Gemischte Signale trüben Anlegerstimmung

Dax startet verhalten in die Woche – Sorge um Standortbedingungen drückt

Foto: Symbolbild: Frankfurter Börse. (Foto: dts Nachrichtenagentur)

Zum Wochenauftakt hat der deutsche Leitindex Dax nur leichte Gewinne verbuchen können. Anleger blickten auf durchwachsene Konjunkturdaten aus Deutschland und politische Unsicherheiten in den USA. Die Sorge um die heimischen Standortbedingungen aufgrund schleppender Reformen überschattet die Aussichten für die Wirtschaft.

Verhaltene Kursgewinne trotz Aufschwung am Nachmittag

Der Dax hat den Handel am Montag mit einem leichten Plus beendet.

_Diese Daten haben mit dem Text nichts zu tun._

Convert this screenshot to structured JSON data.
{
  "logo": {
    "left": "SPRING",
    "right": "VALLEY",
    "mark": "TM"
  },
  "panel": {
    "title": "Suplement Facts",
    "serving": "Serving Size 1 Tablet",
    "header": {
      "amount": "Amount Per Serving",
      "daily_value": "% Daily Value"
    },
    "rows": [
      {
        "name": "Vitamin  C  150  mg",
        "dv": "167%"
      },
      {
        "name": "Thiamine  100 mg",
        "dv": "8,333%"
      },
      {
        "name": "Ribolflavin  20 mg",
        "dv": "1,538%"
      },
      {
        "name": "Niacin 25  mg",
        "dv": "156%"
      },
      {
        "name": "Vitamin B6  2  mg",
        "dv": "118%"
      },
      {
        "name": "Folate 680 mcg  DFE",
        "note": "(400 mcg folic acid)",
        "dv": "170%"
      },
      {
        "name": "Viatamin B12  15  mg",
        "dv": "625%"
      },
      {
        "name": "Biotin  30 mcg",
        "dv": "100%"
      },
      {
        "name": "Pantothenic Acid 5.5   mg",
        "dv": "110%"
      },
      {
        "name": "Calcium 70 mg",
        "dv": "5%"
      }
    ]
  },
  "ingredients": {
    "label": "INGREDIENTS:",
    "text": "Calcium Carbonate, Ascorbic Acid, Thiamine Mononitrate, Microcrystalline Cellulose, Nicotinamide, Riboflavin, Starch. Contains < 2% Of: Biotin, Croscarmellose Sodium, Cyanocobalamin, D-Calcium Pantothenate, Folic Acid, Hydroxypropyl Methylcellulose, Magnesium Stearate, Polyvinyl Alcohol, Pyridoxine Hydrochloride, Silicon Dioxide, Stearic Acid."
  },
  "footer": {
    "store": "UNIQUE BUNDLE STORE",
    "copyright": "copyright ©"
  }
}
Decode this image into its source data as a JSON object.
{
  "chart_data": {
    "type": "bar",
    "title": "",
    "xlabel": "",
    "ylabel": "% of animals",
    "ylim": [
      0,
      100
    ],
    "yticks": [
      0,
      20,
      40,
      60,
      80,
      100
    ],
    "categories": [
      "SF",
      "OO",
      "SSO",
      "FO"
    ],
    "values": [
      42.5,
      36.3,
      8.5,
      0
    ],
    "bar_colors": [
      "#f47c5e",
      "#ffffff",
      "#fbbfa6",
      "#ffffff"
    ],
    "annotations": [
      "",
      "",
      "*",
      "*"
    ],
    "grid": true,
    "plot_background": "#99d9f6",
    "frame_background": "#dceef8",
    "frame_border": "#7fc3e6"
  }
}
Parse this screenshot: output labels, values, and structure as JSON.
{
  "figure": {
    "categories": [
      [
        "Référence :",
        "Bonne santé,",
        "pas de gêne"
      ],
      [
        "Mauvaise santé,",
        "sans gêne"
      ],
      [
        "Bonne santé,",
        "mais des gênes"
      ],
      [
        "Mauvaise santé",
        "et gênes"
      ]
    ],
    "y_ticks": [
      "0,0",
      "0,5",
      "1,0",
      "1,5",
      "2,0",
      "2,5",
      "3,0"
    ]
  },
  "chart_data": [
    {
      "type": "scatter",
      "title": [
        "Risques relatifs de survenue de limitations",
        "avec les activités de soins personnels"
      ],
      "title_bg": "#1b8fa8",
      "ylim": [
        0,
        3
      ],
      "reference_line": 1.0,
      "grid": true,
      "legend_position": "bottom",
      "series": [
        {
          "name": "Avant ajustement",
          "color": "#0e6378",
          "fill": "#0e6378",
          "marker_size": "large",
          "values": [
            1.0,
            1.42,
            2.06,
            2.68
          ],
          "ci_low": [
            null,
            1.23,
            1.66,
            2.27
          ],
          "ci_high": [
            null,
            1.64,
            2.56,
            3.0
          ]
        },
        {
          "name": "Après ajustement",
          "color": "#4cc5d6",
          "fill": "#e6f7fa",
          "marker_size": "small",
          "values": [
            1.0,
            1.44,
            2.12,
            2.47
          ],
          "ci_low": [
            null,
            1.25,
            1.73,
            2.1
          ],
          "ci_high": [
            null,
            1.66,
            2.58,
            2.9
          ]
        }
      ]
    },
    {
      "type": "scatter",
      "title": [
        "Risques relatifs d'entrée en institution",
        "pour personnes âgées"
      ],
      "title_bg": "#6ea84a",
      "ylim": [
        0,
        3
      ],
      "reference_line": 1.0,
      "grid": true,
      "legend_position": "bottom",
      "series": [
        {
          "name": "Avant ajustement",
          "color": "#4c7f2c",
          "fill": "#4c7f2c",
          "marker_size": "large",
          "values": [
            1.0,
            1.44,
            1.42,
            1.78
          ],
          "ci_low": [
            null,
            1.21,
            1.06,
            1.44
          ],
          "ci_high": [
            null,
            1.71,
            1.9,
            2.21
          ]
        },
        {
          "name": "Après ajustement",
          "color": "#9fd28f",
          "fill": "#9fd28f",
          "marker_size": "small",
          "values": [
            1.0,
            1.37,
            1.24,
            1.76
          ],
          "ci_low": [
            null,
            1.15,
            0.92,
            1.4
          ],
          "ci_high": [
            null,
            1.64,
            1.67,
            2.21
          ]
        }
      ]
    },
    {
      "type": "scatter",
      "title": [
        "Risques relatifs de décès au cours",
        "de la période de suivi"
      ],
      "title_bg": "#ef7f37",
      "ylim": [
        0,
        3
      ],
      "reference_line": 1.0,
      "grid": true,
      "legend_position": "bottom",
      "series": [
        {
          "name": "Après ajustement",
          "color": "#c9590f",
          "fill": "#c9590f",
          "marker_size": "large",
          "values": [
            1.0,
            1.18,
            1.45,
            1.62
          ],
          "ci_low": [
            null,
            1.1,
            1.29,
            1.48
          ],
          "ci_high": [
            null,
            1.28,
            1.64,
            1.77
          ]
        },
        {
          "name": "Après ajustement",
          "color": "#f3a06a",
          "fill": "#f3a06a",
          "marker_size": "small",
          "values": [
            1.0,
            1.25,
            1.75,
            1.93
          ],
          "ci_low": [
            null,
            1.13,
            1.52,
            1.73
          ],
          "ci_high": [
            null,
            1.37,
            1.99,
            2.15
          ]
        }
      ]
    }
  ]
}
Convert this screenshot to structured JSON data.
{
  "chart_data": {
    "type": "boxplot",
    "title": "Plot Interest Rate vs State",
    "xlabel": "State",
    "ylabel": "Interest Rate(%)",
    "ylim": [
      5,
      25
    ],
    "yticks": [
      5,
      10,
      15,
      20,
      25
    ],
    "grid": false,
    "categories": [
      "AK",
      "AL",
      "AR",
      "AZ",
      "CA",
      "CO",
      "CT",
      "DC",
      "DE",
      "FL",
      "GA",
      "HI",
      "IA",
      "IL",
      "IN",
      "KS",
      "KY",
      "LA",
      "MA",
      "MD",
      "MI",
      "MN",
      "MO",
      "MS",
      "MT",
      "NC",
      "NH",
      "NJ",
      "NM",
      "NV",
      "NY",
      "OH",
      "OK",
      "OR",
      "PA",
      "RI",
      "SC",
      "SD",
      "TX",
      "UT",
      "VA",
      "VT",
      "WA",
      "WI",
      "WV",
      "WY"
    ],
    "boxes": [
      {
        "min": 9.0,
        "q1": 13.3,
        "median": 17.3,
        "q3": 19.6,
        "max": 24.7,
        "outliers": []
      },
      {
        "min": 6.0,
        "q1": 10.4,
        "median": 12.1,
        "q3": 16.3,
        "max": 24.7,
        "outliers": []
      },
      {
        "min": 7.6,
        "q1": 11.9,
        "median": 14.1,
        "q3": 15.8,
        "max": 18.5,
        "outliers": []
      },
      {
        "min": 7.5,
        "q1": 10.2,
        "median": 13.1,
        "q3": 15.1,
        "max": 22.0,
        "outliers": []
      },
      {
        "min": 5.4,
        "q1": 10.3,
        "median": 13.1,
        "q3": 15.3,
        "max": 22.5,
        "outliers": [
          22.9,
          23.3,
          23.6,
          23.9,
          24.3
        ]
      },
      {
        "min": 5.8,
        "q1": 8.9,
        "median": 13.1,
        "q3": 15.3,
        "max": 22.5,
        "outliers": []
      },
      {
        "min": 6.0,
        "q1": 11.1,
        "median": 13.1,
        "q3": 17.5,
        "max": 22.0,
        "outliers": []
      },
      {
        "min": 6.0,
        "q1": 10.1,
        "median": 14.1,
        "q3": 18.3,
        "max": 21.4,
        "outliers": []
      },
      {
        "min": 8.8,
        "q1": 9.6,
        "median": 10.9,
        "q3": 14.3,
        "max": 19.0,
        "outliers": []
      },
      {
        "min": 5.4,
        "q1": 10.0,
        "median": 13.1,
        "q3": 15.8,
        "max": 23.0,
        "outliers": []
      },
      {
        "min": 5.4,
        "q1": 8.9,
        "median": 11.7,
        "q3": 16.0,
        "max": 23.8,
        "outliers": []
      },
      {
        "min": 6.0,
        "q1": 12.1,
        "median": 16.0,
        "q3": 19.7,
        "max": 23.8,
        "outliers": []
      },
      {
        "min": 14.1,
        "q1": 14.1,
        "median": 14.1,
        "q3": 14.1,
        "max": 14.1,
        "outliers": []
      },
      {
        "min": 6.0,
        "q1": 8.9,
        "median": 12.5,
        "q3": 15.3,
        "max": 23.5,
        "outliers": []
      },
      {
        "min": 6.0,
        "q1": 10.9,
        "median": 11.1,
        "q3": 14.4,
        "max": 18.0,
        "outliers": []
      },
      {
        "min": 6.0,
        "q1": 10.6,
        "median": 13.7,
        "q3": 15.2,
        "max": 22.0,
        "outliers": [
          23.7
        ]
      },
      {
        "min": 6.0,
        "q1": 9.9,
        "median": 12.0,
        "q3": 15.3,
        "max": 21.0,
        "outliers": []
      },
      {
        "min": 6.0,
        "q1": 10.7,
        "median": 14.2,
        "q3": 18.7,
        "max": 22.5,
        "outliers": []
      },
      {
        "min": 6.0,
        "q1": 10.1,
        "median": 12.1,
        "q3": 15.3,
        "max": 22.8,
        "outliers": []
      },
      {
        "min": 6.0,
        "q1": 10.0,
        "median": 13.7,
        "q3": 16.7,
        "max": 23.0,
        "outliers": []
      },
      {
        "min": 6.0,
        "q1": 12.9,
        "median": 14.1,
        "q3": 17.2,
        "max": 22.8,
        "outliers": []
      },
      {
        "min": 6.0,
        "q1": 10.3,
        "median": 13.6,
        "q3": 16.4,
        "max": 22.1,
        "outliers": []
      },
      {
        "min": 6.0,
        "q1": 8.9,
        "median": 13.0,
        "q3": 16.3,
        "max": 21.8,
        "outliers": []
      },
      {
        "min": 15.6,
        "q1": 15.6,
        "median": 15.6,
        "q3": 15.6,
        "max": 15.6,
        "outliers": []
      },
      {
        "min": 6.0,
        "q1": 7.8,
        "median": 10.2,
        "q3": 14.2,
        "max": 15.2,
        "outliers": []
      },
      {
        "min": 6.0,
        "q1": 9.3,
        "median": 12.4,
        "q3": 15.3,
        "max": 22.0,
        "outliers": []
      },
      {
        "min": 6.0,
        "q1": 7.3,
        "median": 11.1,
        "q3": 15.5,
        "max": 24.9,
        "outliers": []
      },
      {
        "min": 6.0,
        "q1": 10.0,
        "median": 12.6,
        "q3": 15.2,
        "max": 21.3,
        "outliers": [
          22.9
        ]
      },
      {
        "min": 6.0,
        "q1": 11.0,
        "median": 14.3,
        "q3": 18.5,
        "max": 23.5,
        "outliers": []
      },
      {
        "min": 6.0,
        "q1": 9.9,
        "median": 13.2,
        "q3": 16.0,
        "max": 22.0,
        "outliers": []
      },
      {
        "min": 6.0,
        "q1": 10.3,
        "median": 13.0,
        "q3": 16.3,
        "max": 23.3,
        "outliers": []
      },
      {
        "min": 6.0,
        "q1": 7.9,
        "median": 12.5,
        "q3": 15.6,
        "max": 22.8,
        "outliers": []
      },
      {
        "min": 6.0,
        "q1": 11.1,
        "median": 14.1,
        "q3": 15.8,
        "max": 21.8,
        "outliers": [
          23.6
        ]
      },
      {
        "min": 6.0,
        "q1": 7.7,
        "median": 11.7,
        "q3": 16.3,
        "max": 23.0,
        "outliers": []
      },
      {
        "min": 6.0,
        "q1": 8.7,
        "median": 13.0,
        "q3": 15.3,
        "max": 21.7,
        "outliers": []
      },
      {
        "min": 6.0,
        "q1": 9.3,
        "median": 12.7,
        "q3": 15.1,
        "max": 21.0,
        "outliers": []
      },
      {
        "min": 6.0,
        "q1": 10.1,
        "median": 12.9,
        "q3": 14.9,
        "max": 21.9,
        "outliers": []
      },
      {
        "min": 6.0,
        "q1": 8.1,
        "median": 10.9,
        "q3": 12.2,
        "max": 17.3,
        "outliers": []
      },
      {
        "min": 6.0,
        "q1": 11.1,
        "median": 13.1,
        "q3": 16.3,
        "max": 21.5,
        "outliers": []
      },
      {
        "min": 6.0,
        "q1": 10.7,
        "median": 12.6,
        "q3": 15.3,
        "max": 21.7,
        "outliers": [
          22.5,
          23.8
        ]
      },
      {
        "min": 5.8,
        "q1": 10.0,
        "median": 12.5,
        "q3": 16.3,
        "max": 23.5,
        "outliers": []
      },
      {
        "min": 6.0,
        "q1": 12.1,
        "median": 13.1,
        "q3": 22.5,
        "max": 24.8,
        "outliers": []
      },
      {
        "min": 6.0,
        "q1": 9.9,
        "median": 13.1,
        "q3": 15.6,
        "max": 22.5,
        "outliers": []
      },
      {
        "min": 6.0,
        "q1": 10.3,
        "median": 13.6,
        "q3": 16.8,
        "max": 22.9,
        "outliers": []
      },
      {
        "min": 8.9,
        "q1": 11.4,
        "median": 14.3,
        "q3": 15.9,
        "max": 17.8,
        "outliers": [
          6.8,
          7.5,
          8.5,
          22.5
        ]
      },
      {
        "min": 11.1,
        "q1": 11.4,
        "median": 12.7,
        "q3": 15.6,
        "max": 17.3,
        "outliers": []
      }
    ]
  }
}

Zum Xetra-Handelsschluss notierte der Index bei 24.933 Punkten, was einem Zuwachs von 0,1 Prozent gegenüber dem Vortag entsprach. Nach einem zunächst verhaltenen Start und anfänglichen Verlusten konnte der Index am Nachmittag eine leichte Erholung verzeichnen.

Ifo-Index bestätigt gemischtes Bild

Die Konjunkturlage in Deutschland bleibt ein Quell der Unsicherheit. „Die Stimmungsumfragen zur deutschen Wirtschaft und die entsprechenden Indikatoren fallen weiterhin gemischt aus und zeichnen ein sehr uneinheitliches Bild“, kommentiert Christine Romar, Head of Europe bei CMC Markets. „So hat sich laut dem heute veröffentlichten Ifo-Geschäftsklimaindex im Hinblick auf Lage und Erwartungen in den Unternehmen zum Jahresbeginn so gar nichts verbessert.“

Reformreformen und US-Politik belasten

Romar sieht eine direkte Verbindung zwischen der zögerlichen Entwicklung des Dax und der skizzierten Gemengelage. „Der Glaube an den Wumms aus dem Milliarden-Fiskalpaket wird einmal mehr von der Sorge um schlechte Standortbedingungen wegen nur schleppender Reformen aufgefressen“, so die Expertin. Auch die politischen Entwicklungen in den USA trügen zur Verunsicherung bei. „Nach dem zweiten Toten im Kontext des gewaltsamen Vorgehens der Einwanderungsbehörde droht zum Ende der Woche ein Stillstand der Regierungsgeschäfte in den USA – und das nur gut zwei Monate nach dem längsten Shutdown in der Geschichte“, erklärte sie. „Im Vorfeld der Zwischenwahlen dürfte das politische Klima in den USA noch rauer werden, was nicht spurlos an den Finanzmärkten vorübergehen sollte.“

Leichte Verluste bei Öl und Gas

Unterdessen sank der Gaspreis: Eine Megawattstunde (MWh) Gas zur Lieferung im Februar kostete 39 Euro und damit ein Prozent weniger als am Vortag. Der Ölpreis verbuchte ebenfalls leichte Einbußen: Ein Fass der Nordsee-Sorte Brent kostete am Montagnachmittag gegen 17 Uhr deutscher Zeit 65,38 US-Dollar, das waren 0,8 Prozent weniger als am Schluss des vorherigen Handelstags.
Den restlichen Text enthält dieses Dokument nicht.